Kurumsalları, kurumların kurum (örgüt) kültürü adı altında oluşur ve çalışanlarını bu kültüre göre çalışmaya zorlar. 

Sivil dinleri genelde STK’lar (Sivil Toplum Kuruluşları) ve cemaatler oluşturur.

Resmî dinleri de devletler. 

Bilimin (bilimlerin) de dini (paradigması, yöntemi) vardır ve bu din de bilim adamlarını bağlar; buna da bilim dini = scientisim denir. Auguste Comte’nun “insanlık dini = pozitivizm” bir bilim dinidir.

Her din, mensuplarını kendine itaate zorlar, uymazlarsa zındık ilân eder ve câmiâdan aforoz eder.

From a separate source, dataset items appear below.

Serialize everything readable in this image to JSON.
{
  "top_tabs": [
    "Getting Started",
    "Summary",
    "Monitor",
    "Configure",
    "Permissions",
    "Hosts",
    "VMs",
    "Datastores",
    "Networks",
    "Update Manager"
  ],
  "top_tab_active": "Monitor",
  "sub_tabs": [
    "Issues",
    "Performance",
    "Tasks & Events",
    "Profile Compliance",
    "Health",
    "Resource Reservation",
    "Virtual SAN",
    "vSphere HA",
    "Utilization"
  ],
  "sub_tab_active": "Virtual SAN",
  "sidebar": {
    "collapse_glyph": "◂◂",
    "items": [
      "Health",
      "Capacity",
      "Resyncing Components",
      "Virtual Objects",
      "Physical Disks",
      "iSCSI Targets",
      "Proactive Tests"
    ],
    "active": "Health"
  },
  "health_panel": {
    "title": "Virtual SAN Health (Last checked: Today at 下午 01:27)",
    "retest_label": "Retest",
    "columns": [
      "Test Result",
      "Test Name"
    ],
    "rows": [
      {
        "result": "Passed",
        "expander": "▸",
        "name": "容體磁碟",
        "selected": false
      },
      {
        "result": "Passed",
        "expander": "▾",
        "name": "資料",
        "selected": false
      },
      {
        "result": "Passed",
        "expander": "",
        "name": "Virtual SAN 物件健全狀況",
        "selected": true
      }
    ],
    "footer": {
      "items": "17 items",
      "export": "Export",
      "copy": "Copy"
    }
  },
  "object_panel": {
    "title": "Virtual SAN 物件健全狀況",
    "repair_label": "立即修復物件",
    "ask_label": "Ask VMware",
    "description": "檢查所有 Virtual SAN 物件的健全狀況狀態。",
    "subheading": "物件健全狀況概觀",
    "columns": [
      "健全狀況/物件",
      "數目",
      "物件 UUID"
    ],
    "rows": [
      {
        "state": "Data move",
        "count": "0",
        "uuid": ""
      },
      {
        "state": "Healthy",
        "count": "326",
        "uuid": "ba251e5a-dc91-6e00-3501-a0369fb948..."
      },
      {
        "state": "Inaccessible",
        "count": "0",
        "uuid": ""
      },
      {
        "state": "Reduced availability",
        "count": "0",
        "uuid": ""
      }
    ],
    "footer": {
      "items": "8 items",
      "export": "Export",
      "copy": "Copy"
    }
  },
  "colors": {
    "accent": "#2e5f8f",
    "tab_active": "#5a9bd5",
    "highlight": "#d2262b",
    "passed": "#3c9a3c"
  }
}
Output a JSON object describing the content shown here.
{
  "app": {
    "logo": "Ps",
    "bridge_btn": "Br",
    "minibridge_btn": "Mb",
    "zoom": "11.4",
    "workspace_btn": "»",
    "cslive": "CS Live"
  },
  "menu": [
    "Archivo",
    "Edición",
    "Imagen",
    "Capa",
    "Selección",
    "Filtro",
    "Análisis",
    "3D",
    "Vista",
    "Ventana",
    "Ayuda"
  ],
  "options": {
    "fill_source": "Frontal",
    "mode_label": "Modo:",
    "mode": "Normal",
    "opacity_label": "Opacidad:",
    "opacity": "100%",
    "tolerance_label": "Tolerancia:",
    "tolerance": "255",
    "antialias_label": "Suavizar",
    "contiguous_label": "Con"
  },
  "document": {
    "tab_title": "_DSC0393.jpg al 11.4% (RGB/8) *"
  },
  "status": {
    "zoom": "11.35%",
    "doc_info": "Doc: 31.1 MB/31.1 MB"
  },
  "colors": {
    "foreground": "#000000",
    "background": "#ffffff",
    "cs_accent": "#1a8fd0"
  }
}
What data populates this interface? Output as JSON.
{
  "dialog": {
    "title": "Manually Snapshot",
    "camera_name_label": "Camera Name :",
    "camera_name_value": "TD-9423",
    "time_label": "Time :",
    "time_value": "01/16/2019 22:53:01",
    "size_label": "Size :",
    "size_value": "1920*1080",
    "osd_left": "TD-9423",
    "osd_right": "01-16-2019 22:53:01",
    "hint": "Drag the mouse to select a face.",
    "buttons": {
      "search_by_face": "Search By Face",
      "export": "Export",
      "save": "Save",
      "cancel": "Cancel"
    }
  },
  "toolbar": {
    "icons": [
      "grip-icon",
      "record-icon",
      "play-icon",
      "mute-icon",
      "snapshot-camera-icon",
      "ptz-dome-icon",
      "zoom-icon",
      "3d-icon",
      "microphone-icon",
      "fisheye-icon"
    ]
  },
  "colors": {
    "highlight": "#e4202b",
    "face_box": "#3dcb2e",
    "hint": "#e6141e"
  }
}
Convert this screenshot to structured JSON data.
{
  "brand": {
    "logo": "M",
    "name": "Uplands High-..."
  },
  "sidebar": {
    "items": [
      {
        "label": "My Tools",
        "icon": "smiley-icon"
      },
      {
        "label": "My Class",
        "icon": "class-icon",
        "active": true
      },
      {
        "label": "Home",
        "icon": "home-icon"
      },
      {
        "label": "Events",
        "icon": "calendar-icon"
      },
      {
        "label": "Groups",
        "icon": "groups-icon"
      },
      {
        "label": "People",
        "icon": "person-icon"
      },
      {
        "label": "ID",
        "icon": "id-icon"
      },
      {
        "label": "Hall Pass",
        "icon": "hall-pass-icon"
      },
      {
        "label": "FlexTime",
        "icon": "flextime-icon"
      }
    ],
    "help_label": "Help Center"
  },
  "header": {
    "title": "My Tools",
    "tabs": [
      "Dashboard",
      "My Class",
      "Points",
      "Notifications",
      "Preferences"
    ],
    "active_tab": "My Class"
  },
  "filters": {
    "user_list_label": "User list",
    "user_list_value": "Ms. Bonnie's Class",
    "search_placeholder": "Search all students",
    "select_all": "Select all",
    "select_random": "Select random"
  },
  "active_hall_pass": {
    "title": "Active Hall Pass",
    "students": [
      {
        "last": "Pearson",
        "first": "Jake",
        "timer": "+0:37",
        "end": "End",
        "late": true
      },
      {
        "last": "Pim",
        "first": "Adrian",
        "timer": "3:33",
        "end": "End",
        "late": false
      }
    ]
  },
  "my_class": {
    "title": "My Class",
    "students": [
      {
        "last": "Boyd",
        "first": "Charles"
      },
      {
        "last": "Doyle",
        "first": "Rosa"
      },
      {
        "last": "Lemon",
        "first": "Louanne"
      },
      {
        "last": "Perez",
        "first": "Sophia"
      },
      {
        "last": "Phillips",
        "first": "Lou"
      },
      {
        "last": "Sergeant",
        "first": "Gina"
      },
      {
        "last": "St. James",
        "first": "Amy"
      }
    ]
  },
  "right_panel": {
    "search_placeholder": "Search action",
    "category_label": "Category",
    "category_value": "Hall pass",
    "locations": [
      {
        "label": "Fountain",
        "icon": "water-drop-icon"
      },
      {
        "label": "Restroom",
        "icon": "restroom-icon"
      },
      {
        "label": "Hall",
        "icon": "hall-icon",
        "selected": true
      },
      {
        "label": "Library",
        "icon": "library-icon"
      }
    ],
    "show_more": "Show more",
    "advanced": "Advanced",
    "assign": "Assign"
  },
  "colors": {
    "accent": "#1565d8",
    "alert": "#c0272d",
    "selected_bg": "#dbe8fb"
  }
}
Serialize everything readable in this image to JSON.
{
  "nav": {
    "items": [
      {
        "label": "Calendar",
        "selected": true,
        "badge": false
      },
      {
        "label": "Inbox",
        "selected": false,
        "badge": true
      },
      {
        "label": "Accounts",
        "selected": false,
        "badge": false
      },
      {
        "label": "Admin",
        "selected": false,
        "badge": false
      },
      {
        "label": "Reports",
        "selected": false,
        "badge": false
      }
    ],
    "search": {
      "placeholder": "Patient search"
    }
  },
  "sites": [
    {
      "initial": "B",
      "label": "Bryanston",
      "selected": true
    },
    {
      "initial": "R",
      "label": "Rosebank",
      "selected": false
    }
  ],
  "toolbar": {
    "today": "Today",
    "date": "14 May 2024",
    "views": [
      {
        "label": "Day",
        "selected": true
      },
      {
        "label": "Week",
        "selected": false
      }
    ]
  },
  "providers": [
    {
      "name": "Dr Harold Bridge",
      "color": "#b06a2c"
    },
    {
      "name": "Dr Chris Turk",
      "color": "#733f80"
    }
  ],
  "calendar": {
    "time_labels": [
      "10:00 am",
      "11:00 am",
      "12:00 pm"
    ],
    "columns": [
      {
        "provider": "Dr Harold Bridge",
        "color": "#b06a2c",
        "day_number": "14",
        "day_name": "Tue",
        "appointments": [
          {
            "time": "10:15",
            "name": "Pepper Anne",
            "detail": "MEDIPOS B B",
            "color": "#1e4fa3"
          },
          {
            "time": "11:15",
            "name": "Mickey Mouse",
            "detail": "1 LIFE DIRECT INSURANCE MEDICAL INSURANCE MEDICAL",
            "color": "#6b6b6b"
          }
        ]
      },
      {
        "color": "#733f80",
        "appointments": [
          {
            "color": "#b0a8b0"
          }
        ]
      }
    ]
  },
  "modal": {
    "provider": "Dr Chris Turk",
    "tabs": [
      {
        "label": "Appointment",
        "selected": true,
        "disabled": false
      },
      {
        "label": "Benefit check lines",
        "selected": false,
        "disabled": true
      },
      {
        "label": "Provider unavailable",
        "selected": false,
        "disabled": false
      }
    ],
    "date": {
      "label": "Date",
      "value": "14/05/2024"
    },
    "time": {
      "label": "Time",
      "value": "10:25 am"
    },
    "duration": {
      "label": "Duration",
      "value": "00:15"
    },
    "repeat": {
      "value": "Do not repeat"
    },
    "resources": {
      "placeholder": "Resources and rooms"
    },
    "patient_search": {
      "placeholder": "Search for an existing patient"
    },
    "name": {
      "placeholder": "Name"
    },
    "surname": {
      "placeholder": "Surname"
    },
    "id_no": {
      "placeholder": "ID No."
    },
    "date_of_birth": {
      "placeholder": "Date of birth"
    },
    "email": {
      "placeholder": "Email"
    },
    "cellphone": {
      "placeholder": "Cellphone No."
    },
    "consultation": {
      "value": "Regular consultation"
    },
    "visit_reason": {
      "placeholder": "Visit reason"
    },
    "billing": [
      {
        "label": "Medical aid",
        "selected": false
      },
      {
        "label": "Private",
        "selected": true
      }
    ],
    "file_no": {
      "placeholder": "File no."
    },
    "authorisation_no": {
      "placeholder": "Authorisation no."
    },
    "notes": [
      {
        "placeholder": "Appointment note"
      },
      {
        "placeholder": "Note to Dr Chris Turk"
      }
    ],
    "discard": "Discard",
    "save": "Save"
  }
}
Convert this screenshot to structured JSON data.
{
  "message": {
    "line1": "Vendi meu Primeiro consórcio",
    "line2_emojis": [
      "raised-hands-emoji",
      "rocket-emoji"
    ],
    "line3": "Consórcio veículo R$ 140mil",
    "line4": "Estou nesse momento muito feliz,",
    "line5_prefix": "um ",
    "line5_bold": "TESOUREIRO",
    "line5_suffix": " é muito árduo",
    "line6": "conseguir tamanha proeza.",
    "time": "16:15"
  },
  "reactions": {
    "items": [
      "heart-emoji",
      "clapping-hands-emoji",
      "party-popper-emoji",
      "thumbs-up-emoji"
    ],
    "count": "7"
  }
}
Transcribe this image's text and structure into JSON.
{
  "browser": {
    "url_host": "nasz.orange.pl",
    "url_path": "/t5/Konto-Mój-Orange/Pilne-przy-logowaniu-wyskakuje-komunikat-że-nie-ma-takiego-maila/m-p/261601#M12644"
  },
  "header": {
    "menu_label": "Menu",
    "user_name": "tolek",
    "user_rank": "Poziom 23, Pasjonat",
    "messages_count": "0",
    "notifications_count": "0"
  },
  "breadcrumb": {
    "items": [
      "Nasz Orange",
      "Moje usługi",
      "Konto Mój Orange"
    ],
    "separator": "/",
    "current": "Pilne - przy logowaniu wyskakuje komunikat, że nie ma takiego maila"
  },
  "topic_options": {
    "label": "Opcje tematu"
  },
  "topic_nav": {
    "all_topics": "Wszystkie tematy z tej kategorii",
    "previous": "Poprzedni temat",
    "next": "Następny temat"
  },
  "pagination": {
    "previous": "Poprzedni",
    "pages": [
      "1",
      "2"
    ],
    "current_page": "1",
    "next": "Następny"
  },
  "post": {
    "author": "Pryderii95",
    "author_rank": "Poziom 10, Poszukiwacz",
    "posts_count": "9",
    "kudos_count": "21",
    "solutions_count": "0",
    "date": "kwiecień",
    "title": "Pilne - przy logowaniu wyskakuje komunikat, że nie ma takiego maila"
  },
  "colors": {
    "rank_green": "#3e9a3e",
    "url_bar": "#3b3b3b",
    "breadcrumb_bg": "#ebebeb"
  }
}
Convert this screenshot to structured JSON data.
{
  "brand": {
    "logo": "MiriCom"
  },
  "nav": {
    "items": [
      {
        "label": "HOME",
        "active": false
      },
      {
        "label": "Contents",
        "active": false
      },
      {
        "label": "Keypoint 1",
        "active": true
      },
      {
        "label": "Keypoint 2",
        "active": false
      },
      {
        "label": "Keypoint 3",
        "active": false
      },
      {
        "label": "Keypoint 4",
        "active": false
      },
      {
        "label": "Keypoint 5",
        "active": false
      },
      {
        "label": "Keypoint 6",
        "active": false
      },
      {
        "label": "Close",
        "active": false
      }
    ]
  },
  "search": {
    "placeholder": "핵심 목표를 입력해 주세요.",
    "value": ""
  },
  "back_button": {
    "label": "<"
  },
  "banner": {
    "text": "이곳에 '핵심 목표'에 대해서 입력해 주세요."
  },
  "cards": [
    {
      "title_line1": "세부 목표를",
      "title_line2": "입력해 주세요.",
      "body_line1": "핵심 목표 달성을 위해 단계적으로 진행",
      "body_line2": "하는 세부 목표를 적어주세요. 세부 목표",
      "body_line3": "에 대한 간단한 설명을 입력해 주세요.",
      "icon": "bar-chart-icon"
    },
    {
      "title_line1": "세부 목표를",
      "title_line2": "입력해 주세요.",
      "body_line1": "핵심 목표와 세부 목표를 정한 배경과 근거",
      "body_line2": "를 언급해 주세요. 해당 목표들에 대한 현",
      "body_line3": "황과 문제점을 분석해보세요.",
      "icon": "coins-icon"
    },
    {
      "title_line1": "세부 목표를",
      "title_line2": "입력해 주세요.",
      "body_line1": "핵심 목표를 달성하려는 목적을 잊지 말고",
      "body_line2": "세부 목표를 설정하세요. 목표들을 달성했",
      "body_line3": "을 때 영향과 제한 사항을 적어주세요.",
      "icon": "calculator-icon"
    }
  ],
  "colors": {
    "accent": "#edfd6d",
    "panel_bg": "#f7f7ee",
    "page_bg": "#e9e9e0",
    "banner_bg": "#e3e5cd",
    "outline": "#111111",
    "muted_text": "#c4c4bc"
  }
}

Kişiler bu dinlerde huzur bulamadığı için dinler arası geçişler her zaman olur. Bunların en güçlüsü resmî dinlerdir; bu dinlerin kuruluş ve kurtuluş günleri, resmi geçit törenleri, marşları, anıtları, ‘kiliseleri/mâbetleri’ de vardır ve örgütlüdür.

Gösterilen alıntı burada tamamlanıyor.